Aydın Tabip Odası ile Aydın Barosu yaptığı ortak açıklama ile “10 Aralık İnsan Hakları ve Demokrasi Günü"nü” kutladı. Aydın Barosu binasında gerçekleşen ortak açıklamayı Aydın Barosu İnsan Hakları Komisyonu üyesi Avukat Alper Derelioğlu yaptı. Açıklamaya, Aydın Tabip Odası Başkanı Eralp Atay, Aydın Tabip Odası üyeleri ile Aydın Barosu üyeleri katıldı.
Aydın Barosu İnsan Hakları Komisyonu üyesi Av. Alper Derelioğlu yaptığı açıklamada; “İnsan haklarının tümüyle güvence altına alındığı bir dünya toplumu kuruluncaya dek bu mücadelemiz devam edecektir” dedi.
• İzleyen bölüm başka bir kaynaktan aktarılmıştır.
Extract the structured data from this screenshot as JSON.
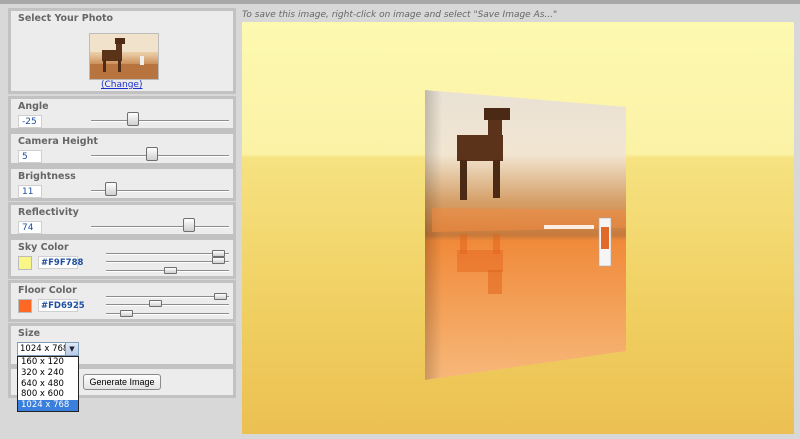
{
  "instructions": "To save this image, right-click on image and select \"Save Image As...\"",
  "select_photo": {
    "title": "Select Your Photo",
    "change_label": "(Change)"
  },
  "angle": {
    "title": "Angle",
    "value": "-25"
  },
  "camera_height": {
    "title": "Camera Height",
    "value": "5"
  },
  "brightness": {
    "title": "Brightness",
    "value": "11"
  },
  "reflectivity": {
    "title": "Reflectivity",
    "value": "74"
  },
  "sky_color": {
    "title": "Sky Color",
    "hex": "#F9F788",
    "color": "#F9F788"
  },
  "floor_color": {
    "title": "Floor Color",
    "hex": "#FD6925",
    "color": "#FD6925"
  },
  "size": {
    "title": "Size",
    "selected": "1024 x 768",
    "options": [
      "160 x 120",
      "320 x 240",
      "640 x 480",
      "800 x 600",
      "1024 x 768"
    ]
  },
  "generate_button": "Generate Image"
}
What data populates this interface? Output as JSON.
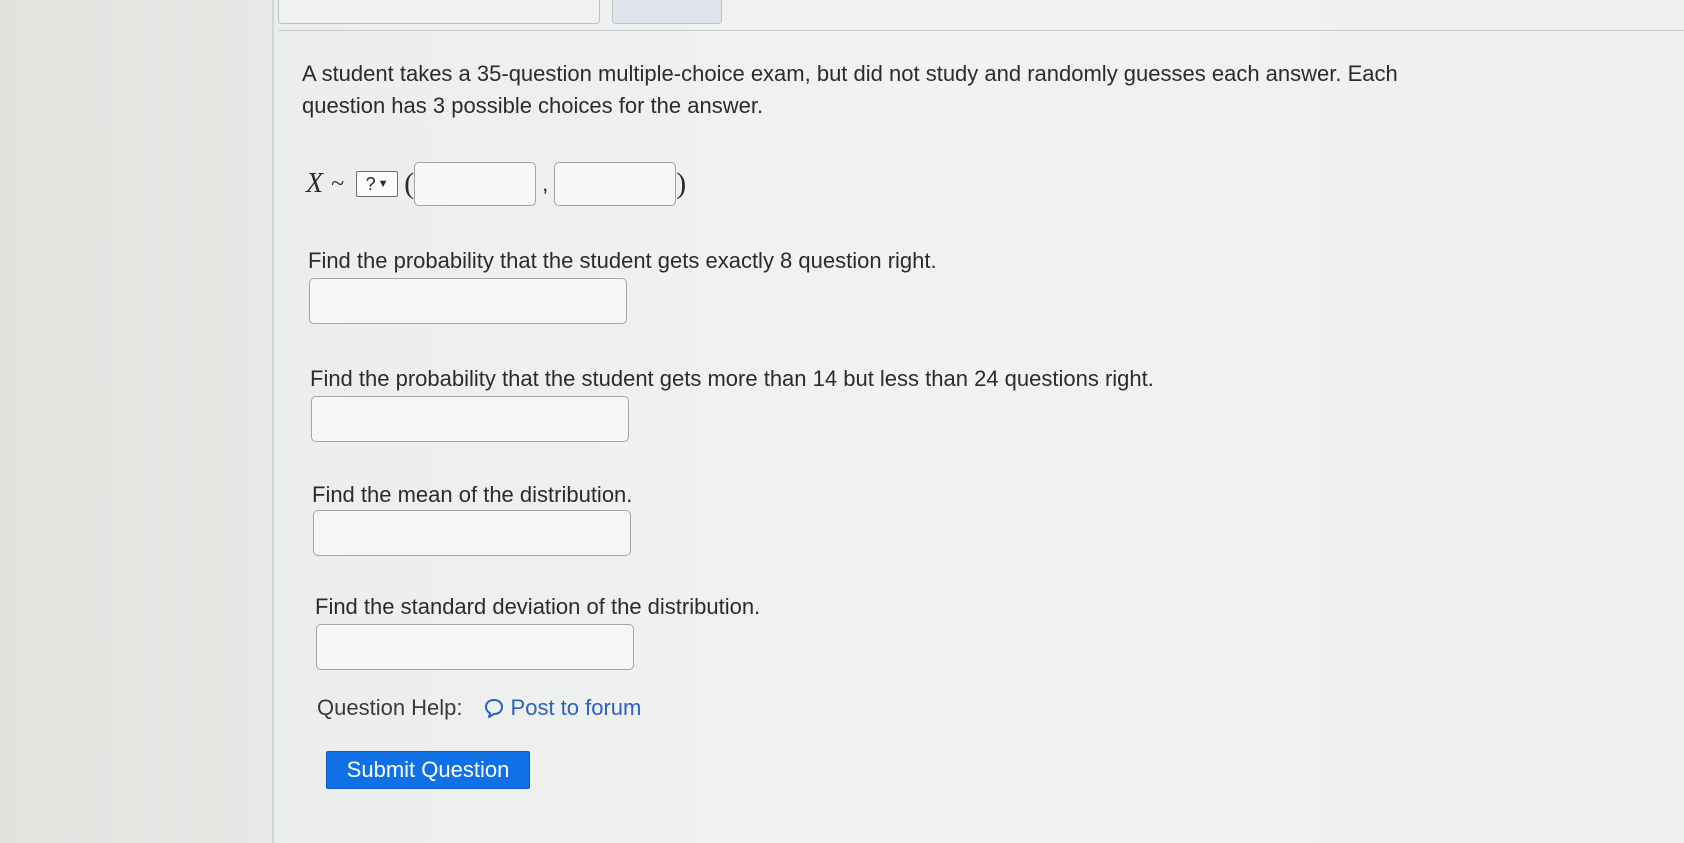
{
  "problem": {
    "prompt": "A student takes a 35-question multiple-choice exam, but did not study and randomly guesses each answer. Each question has 3 possible choices for the answer."
  },
  "distribution": {
    "variable": "X",
    "tilde": "~",
    "selected_option": "?",
    "open_paren": "(",
    "separator": ",",
    "close_paren": ")",
    "param1_value": "",
    "param2_value": ""
  },
  "questions": [
    {
      "text": "Find the probability that the student gets exactly 8 question right.",
      "value": ""
    },
    {
      "text": "Find the probability that the student gets more than 14 but less than 24 questions right.",
      "value": ""
    },
    {
      "text": "Find the mean of the distribution.",
      "value": ""
    },
    {
      "text": "Find the standard deviation of the distribution.",
      "value": ""
    }
  ],
  "help": {
    "label": "Question Help:",
    "forum_link": "Post to forum",
    "icon": "speech-bubble-icon"
  },
  "submit": {
    "label": "Submit Question"
  },
  "colors": {
    "link": "#2a62c2",
    "submit_bg": "#1070e6",
    "submit_text": "#ffffff"
  }
}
Derelioğlu yaptığı açıklamada şunları kaydetti: “Bugün küresel aktörler tarafından tercih edilen neo-liberal ekonomik politikalar, insanı yok sayan, toplumsal faydadan çok sermayenin faydasını gözeten bir anlayışı pratikte uygulamaktadır.Hala Dünya üzerinde 1 milyardan fazla insan Uluslar arası Sağlık Örgütü"nün verilerine göre açlıkla mücadele etmektedir. Bunun yanında dünya nüfusunun önemli bir çoğunluğu kötü yaşam koşulları altında yaşamakta olup gün geçtikçe insanlık daha az temiz su kaynakları ve yiyecek kaynakları bulabilmektedir. Temel insan hak ve özgürlükleri alanında ülkemizde de durum her geçen gün daha da kötüye gitmektedir. Bu konuda mevzuat anlamında özellikle 2000 yılından sonra çıkarılan uyum yasaları ile önemli adım atılmış olmasına rağmen maalesef uygulamada çok büyük sorunlarla karşılaşılmaktadır. Ülkemiz bu konuda Avrupa İnsan Hakları Mahkemesi"nde yargılandığı 10 davanın 8"ini kaybetmektedir. İnsan hakları açısından yaşanılan en büyük en büyük tehlike polis devletine doğru bir gidişin izlenimini uyandıran uygulamaların son zamanlarda yoğunlaşmasıdır” dedi.
Sağlık hizmetlerinin paralı olması ve toplumun önemli bir çoğunluğunun nitelikli sağlık hizmetine erişiminden uzak olmasının insan hakkı ihlali olduğunu belirten Derelioğlu; “Günümüz Türkiye"sinde çalışan nüfusun yarısından fazlası kayıt dışı olarak, sigortasız çalıştırılmaktadır.Güvencesiz çalışan bir insanın yeterli geliri olmadan sağlık hizmetlerinden yararlanması mümkün değildir. Bu konuda yapılan iyileştirmeye yönelik düzenlemeler çok yetersiz kalmaktadır. İnsan haklarına dayanan bir devlette sağlık hizmetlerinin parasız ve herkesçe erişilebilir olması ayrıca çalışanların hepsinin sosyal güvenceye sahip olarak çalıştırılması esastır. Ayrıca sosyal hukuk devleti ve insanca yaşam bunu gerektirmektedir. İnsan haklarının tümüyle güvence altına alındığı bir dünya toplumu kuruluncaya dek mücadelemiz devam edecektir” diye konuştu.